Many Americans with insomnia depend on sleep medications to simply help them drift off and stay asleep.
But recent cases involving people being seriously injured or dying while on these drugs have raised additional concerns in regards to the medications’safety.
This week the Food and Drug Administration (FDA) announced that several prescription sleep medications are in possession of to carry a “black box” warning alerting consumers of the potential for serious or life-threatening side effects.
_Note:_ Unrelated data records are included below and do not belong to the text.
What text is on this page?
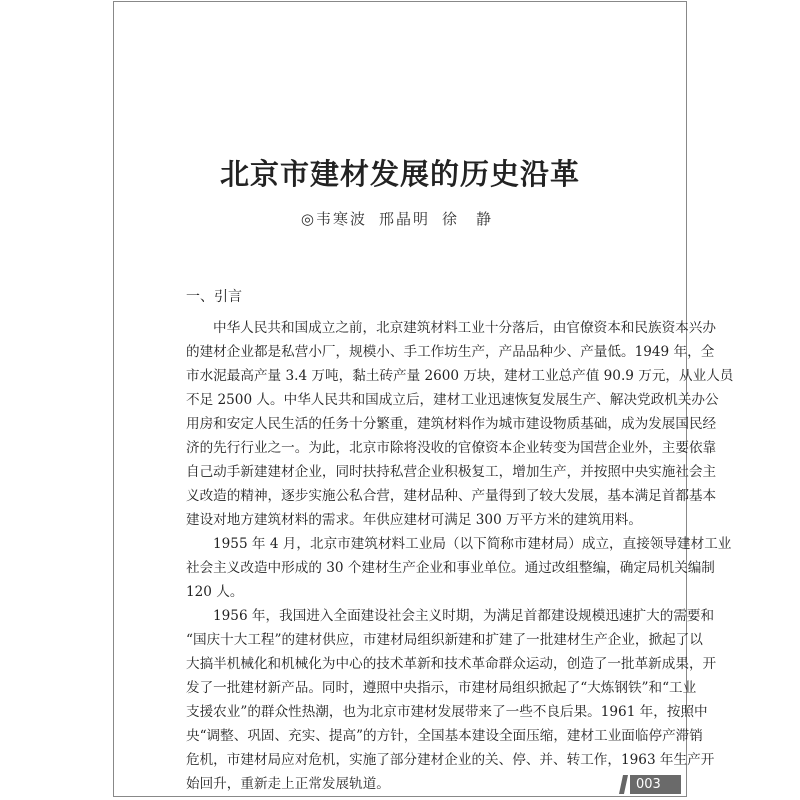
北京市建材发展的历史沿革
◎韦寒波 邢晶明 徐　静
一、引言
中华人民共和国成立之前，北京建筑材料工业十分落后，由官僚资本和民族资本兴办
的建材企业都是私营小厂，规模小、手工作坊生产，产品品种少、产量低。1949 年，全
市水泥最高产量 3.4 万吨，黏土砖产量 2600 万块，建材工业总产值 90.9 万元，从业人员
不足 2500 人。中华人民共和国成立后，建材工业迅速恢复发展生产、解决党政机关办公
用房和安定人民生活的任务十分繁重，建筑材料作为城市建设物质基础，成为发展国民经
济的先行行业之一。为此，北京市除将没收的官僚资本企业转变为国营企业外，主要依靠
自己动手新建建材企业，同时扶持私营企业积极复工，增加生产，并按照中央实施社会主
义改造的精神，逐步实施公私合营，建材品种、产量得到了较大发展，基本满足首都基本
建设对地方建筑材料的需求。年供应建材可满足 300 万平方米的建筑用料。
1955 年 4 月，北京市建筑材料工业局（以下简称市建材局）成立，直接领导建材工业
社会主义改造中形成的 30 个建材生产企业和事业单位。通过改组整编，确定局机关编制
120 人。
1956 年，我国进入全面建设社会主义时期，为满足首都建设规模迅速扩大的需要和
“国庆十大工程”的建材供应，市建材局组织新建和扩建了一批建材生产企业，掀起了以
大搞半机械化和机械化为中心的技术革新和技术革命群众运动，创造了一批革新成果，开
发了一批建材新产品。同时，遵照中央指示，市建材局组织掀起了“大炼钢铁”和“工业
支援农业”的群众性热潮，也为北京市建材发展带来了一些不良后果。1961 年，按照中
央“调整、巩固、充实、提高”的方针，全国基本建设全面压缩，建材工业面临停产滞销
危机，市建材局应对危机，实施了部分建材企业的关、停、并、转工作，1963 年生产开
始回升，重新走上正常发展轨道。	003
Here is the agency’s most prominent warning for medications. It’s now needed for three drugs: eszopiclone (Lunesta), zaleplon (Sonata) and zolpidem (Ambien, Ambien CR, Edluar, Intermezzo and Zolpimist).
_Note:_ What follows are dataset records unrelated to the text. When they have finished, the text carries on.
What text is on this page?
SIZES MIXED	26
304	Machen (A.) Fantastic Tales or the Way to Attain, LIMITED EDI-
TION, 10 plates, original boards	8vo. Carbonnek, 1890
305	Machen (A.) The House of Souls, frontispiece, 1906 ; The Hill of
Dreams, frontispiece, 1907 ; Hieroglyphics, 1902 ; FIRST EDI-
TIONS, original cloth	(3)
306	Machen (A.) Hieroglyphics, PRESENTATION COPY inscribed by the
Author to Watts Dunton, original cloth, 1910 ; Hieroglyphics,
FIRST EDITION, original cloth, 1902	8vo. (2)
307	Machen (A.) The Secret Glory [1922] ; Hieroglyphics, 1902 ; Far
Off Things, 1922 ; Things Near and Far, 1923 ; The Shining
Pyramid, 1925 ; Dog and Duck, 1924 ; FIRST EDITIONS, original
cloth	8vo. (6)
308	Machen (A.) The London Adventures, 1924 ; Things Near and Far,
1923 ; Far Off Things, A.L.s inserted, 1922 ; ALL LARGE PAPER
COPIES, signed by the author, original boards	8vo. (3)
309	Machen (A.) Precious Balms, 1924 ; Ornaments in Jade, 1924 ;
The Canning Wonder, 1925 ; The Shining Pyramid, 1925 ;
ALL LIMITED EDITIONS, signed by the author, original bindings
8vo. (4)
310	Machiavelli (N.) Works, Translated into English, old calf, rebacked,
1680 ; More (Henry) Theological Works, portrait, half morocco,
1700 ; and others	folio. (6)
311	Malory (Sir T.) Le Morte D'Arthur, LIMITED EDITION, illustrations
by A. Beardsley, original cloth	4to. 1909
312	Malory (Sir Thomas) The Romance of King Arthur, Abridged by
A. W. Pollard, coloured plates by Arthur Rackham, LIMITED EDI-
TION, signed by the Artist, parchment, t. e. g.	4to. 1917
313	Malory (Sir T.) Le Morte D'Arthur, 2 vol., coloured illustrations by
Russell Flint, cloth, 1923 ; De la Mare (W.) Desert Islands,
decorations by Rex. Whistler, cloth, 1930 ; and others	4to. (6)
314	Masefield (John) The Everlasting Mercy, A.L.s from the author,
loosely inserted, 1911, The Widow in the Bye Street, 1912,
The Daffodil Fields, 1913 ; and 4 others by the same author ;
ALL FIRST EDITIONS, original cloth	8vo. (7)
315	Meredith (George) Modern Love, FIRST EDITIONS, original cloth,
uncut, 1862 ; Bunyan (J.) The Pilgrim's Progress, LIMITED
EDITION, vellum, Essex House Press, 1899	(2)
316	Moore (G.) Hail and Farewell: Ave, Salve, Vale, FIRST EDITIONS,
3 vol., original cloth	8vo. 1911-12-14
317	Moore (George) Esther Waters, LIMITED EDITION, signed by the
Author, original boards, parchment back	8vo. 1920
“We notice that an incredible number of Americans suffer from insomnia and depend on these drugs to simply help them sleep better at night. While these incidents are rare, they are serious and it’s critical that patients and healthcare professionals are alert to the chance,” Dr. Ned Sharpless, the FDA’s acting commissioner, said in a statement. Rare but serious risks
The FDA issued the newest requirement after conducting a security overview of 66 cases in which people died or were seriously injured while taking one of these medications.
These incidents resulted from people participating in activities such as for example sleepwalking or driving whilst not fully awake.
Nonfatal injuries included falls, burns, loss in a limb, and other injuries because of exposure to extreme cold in addition to self-inflicted gunshot wounds.
Twenty people died from carbon monoxide poisoning, hypothermia, motor vehicle collisions, and other causes.
It’s unclear why some people experienced serious negative effects from the sleep medication.
“These incidents can occur after the first dose of these sleep medications or after a longer period of treatment, and can occur in patients without any history of these behaviors and even at the cheapest recommended doses,” said Sharpless.
In addition to the black box warning, the FDA is requiring labels on the medication packages to convey that people who have experienced an episode of complex sleep behaviors after taking one of these medications should no more use them.
The agency will continue steadily to monitor the safety of these medications.
Healthcare professionals and patients can report negative effects from these and other medications to the FDA’s MedWatch program. Using medications for sleep
Insomnia is a common sleep disorder that makes it difficult to drift off or stay asleep. It can also cause you to get up too early and not manage to return to sleep.
Recent estimates are finding that between 30 and 50 percent of U.S. adults experienced occasional short-term insomnia, while 5 to 10 percent have chronic insomnia.
About 4 percent of adults in the United States used a prescription sleep medication in the past month, in accordance with the Centers for Disease Control and Prevention.
Including ones that are required to carry the newest FDA warning — also known as “Z-drugs.”
Dr. Cathy Goldstein, a sleep neurologist at the University of Michigan Sleep Disorders Centers, says people considering or already employing a Z-drug should know about the health problems, including the potential for abnormal sleep-related behaviors, or parasomnias.
“But not common, the results may be profound if the parasomnia is related to violent, injurious, or sexual behavior,” Goldstein told Healthline.
She recommends that folks taking one of many drugs afflicted with the FDA announcement talk to their doctors in regards to the risks of the medications and other options. Sleeping better without drugs
For people who are thinking about going for a prescription sleep medication, you will find nondrug treatments that are effective, even for chronic insomnia.
“The preferred treatment for insomnia in most cases is cognitive behavioral therapy for insomnia (CBT-I). Therefore, this will always be considered,” said Goldstein.